Russie. Il faut libérer des chanteuses punks arrêtées après un coup d’éclat dans une église

Amnesty International demande la libération immédiate et sans condition de trois jeunes femmes, arrêtées par les autorités russes car elles sont accusées d’être les membres du groupe punk Pussy Riot ayant entonné une chanson engagée dans la cathédrale du Christ-sauveur, à Moscou le 21 février.

Plusieurs membres du groupe punk Pussy Riot, la tête couverte d’une cagoule, ont chanté un morceau engagé intitulé « Vierge Marie, sauve-nous de Poutine » dans la cathédrale. Les autorités russes ont ensuite appréhendé Maria Alekhina et Nadejda Tolokonnikova le 4 mars, puis Ekaterina Samoussevitch le 15, affirmant qu’il s’agissait des chanteuses masquées. Bien que les trois femmes reconnaissent appartenir au collectif Pussy Riot, elles nient avoir participé à cette action de protestation particulière dans la cathédrale.

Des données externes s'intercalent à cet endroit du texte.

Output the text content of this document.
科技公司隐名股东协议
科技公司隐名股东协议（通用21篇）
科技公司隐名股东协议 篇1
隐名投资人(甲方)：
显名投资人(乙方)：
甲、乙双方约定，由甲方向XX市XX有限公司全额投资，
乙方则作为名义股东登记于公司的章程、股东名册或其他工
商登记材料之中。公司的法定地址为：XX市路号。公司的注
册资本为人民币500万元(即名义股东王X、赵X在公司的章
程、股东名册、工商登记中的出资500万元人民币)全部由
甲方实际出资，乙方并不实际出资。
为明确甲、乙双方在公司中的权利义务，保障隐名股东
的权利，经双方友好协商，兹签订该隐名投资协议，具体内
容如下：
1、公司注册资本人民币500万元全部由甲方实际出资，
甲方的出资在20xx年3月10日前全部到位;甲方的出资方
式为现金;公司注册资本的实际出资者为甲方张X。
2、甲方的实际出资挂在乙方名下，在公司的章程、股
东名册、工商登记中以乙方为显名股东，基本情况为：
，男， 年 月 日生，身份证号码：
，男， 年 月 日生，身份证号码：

Elles sont toutes trois actuellement en détention provisoire jusqu’au 25 avril. Elles ont été accusées de houliganisme, une infraction passible d’une peine maximale de sept ans d’emprisonnement aux termes du Code pénal russe

Dans la chanson, Pussy Riot critique le dévouement et le soutien témoigné par certains représentants de l’Église orthodoxe au Premier ministre, Vladimir Poutine. Les paroles demandent également à la vierge Marie de devenir féministe et de bannir Vladimir Poutine.

Même si les trois femmes arrêtées avaient pris part à cette action de protestation, la sévérité avec laquelle les autorités russes ont réagi – en procédant à des arrestations se fondant sur l’accusation grave de houliganisme – constituerait une réponse injuste à l’expression pacifique – bien que choquante pour beaucoup – de leurs convictions politiques. Elles seraient alors considérées comme des prisonnières d’opinion.

La Cour européenne des droits de l’homme a estimé dans plusieurs décisions que la liberté d’expression valait non seulement pour les idées inoffensives, mais aussi « pour celles qui heurtent, choquent ou inquiètent l’État ou une fraction quelconque de la population ».

Même si l’action en question a été orchestrée pour choquer et s’il était entendu qu’elle risquait d’offenser, les militantes ont quitté la cathédrale quand cela leur a été demandé et n’ont causé aucune dégradation. La représentation n’a duré que quelques minutes en tout et n’a occasionné qu’une perturbation mineure pour ceux qui utilisaient la cathédrale dans d’autres buts, religieux notamment.

Le contexte politique plus large entourant les manifestants anti-Poutine à l’époque – et le contenu antireligieux et anti-Poutine du message de ces militantes (qui n’est pas lui-même punissable) – a clairement et illégalement été pris en compte dans les charges retenues contre elles.

Un montage vidéo de la chanson, disponible sur Internet, a suscité un vaste débat à propos de cette action de protestation. Le porte-parole du président élu, Vladimir Poutine, a qualifié cet acte de méprisable et annoncé qu’il serait suivi « de toutes les conséquences qui s’imposent ».

Si un représentant de l’Église orthodoxe a dans un premier temps appelé à la clémence en faveur des détenues, d’autres représentants de l’Église ont demandé dans des déclarations ultérieures qu’elles soient sévèrement punies et poursuivies pour incitation à la haine pour motifs religieux. Les proches de ces femmes auraient par ailleurs reçu des menaces de mort anonymes.

Amnesty International craint que de telles déclarations ne renforcent les pressions publiques et politiques en relation avec ce cas. Au lieu de poursuivre les membres de Pussy Riot pour leurs opinions politiques et leurs critiques à l’égard du gouvernement russe et de certains responsables religieux, les autorités russes doivent reconnaître que leur action de protestation relevait du droit à la liberté d’expression, qui est garanti par le droit international relatif aux droits humains, abandonner les charges de houliganisme retenues contre Maria Alekhina, Nadejda Tolokonnikova et Ekaterina Samoussevitch, et les relâcher immédiatement et sans condition.